Bank of Canada cuts key rate to 3% as inflation remains at 2 per cent
Canada’s central bank has cut interest rates for a sixth consecutive time as inflation remains around two per cent and the threat of U.S. tariffs looms.
The 25-basis point cut comes as the Bank of Canada forecasts GDP growth will strengthen in 2025 if there is no trade war with the United States.
In his speech to reporters, Bank of Canada Governor Tiff Macklem said while tariffs are top of mind, they were not factors in the rate cut and the monetary policy report (MPR) released today.
“Since scope and duration of a possible trade conflict are impossible to predict, the MPR projection we published today provides a baseline forecast in the absence of tariffs,” said Macklem.
While the threat of tariffs remains a major source of uncertainty, Bank of Canada officials say there are a number of possible scenarios which makes it difficult to assess the economic impacts.
Macklem says a protracted and broad-based trade war would hurt economic activity in Canada with the higher cost of imported goods putting direct upward pressure on inflation.
“Unfortunately, tariffs mean economies simply work less efficiently – we produce and earn less than without tariffs,” Macklem told reporters. “Monetary policy cannot offset this.
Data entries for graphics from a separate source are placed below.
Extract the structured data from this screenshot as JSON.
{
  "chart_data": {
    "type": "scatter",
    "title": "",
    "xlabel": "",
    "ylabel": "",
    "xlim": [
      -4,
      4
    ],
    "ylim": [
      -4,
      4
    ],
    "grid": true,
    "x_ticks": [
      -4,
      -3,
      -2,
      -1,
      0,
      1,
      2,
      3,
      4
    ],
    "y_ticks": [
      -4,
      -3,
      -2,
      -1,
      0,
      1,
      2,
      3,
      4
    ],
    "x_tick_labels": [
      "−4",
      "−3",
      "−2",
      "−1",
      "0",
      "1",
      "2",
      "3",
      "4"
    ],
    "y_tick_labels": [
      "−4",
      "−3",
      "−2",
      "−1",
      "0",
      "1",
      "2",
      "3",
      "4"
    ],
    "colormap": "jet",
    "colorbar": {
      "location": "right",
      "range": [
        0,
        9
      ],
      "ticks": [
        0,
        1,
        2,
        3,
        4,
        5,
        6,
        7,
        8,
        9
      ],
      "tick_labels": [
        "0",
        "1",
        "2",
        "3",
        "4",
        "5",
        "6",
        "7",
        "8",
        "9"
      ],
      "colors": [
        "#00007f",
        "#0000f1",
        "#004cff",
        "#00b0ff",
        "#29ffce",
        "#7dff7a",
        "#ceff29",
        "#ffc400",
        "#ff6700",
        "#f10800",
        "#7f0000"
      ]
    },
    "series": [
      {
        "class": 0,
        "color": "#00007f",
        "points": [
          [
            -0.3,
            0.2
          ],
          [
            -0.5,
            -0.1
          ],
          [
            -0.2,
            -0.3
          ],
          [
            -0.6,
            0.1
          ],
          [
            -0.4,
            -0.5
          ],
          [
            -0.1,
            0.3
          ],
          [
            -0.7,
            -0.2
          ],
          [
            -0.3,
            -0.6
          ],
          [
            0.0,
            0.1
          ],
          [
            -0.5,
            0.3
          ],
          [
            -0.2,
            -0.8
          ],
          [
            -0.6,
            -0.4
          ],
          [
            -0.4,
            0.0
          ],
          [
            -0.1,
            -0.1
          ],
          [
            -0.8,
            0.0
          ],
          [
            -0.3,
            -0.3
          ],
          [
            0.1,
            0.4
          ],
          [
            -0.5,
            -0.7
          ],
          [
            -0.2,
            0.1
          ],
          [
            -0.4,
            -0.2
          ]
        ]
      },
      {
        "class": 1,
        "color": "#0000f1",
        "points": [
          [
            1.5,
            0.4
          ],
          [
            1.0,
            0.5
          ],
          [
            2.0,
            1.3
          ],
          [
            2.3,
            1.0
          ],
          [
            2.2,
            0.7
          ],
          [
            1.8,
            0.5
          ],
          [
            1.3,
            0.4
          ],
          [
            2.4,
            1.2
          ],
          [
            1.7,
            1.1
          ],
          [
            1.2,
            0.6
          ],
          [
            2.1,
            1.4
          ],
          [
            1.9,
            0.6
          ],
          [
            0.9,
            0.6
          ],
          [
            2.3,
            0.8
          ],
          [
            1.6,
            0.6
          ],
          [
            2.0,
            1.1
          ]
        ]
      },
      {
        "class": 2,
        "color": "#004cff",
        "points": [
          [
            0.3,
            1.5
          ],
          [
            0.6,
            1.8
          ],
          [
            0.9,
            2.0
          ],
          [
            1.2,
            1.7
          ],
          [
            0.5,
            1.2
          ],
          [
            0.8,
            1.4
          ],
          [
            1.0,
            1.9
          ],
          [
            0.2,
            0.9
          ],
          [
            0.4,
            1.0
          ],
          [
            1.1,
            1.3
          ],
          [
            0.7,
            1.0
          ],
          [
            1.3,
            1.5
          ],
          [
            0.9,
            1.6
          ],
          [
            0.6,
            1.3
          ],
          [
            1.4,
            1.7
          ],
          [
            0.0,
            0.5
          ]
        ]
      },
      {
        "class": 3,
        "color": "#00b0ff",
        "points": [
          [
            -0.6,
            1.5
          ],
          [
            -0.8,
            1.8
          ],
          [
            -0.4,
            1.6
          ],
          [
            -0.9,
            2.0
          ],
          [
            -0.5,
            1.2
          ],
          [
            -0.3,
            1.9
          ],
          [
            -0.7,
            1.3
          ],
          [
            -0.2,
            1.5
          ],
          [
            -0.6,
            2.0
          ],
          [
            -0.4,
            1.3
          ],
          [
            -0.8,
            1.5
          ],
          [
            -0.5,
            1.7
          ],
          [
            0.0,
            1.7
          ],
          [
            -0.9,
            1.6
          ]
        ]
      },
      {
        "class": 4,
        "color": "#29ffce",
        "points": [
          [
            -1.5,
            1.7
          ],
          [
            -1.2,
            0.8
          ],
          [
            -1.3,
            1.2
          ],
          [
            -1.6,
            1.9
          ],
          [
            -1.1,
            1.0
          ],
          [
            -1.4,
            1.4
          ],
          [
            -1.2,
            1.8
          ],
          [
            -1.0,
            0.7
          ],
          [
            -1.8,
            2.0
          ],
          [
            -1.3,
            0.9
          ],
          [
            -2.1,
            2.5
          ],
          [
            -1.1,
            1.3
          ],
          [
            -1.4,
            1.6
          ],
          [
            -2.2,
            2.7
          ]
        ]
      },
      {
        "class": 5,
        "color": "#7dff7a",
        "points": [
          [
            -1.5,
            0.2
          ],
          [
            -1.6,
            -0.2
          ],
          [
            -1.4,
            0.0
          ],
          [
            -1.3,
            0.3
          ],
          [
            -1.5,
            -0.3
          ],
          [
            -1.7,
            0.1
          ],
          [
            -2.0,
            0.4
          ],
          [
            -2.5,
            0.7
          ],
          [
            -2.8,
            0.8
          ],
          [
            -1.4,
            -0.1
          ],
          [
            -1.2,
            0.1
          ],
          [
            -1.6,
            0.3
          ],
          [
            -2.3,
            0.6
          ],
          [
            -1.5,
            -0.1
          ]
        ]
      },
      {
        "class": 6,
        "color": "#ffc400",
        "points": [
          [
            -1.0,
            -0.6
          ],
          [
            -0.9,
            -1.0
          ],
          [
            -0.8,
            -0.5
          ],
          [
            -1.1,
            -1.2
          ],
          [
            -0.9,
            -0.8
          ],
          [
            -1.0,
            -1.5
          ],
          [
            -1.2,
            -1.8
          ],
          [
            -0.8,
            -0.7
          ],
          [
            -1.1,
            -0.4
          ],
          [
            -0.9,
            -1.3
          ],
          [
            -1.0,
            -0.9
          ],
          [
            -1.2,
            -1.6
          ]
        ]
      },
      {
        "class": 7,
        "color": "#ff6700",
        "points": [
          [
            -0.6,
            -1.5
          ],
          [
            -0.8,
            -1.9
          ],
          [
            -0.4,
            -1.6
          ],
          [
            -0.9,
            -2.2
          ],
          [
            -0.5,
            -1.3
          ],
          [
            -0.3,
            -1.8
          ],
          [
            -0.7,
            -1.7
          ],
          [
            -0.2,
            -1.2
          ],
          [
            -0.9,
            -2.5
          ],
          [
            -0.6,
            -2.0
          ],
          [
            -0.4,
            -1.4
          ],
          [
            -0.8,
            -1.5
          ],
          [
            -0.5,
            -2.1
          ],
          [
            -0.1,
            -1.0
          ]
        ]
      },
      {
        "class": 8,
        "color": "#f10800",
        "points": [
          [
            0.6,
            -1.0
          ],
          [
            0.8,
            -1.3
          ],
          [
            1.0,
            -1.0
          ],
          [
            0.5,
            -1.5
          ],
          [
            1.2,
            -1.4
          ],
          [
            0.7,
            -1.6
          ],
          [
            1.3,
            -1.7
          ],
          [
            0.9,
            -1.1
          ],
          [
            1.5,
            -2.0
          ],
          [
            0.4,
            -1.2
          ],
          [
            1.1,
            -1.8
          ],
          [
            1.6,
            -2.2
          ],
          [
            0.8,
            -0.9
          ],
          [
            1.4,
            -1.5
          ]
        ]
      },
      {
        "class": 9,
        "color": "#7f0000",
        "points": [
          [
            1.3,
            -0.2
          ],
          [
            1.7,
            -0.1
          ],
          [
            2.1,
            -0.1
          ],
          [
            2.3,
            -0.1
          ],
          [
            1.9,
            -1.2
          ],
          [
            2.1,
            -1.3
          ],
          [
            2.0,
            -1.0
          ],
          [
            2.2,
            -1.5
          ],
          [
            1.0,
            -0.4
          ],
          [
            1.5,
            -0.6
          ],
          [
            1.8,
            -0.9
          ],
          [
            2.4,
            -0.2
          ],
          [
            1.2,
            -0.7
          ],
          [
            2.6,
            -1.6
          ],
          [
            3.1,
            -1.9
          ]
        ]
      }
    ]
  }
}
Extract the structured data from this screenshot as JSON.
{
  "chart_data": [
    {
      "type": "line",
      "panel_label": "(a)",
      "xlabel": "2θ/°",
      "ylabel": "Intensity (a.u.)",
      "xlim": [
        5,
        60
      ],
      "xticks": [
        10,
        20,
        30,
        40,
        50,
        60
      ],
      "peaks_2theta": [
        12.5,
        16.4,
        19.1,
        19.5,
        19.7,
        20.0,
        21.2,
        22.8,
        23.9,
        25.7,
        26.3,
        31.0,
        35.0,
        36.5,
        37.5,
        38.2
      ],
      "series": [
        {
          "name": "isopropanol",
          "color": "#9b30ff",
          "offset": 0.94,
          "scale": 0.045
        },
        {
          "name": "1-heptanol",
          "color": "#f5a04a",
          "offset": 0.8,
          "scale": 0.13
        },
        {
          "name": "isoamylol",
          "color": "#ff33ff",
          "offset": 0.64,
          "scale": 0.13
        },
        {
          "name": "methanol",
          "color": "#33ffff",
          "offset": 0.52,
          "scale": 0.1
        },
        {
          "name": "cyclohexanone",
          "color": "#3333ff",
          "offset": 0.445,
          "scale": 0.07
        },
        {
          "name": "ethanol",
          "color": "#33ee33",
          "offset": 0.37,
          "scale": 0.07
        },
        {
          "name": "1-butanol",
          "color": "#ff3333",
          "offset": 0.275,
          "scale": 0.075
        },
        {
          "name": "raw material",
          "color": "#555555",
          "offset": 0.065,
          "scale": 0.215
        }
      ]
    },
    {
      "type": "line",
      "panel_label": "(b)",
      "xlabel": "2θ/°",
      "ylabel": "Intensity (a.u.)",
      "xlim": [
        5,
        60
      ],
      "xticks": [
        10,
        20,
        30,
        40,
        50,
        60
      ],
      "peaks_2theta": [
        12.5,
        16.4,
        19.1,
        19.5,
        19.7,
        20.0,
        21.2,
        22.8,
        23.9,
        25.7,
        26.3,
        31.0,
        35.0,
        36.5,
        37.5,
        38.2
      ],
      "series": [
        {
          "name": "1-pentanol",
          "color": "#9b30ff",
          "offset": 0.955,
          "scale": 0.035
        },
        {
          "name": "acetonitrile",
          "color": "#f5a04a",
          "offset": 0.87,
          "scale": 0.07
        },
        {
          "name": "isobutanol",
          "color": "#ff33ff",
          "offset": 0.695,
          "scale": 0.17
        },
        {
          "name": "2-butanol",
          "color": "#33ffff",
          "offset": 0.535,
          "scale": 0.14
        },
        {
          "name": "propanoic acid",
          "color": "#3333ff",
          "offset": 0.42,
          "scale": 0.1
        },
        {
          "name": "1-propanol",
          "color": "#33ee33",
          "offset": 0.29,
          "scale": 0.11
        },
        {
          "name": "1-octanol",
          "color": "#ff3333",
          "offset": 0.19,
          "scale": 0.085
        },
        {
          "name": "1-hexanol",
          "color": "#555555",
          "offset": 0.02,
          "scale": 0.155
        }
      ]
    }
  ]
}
What we can do is help the economy adjust.”
With inflation back around the two per cent target, Macklem says the central bank is in a better position to be a source of economic stability.
What could tariffs do?
The central bank has started looking at the different scenarios and the consequences of a trade war with the United States.
One model presented in the bank’s monetary policy review shows a scenario where 25 per cent tariffs applied by both Canada and the U.S. would result in a 2.5 per cent drop of GDP in this country in the first year and a 1.5 per cent drop in GDP in the second year.
Based on those numbers, it would put Canada into a recession.
If Canada and the U.S. both impose 25 per cent tariffs on each other, the bank’s MPR predicts lower GDP growth and higher inflation in both countries. The bank believes a trade conflict would have a negative impact on both exports and imports in Canada.
The bank predicts 25 per cent tariffs would worsen Canada’s trade balance and could lead to a depreciation of the Canadian dollar.
With less demand for Canadian goods, exporters could lower production and lay off workers. That resulting decline in business investment could significantly reduce GDP in Canada.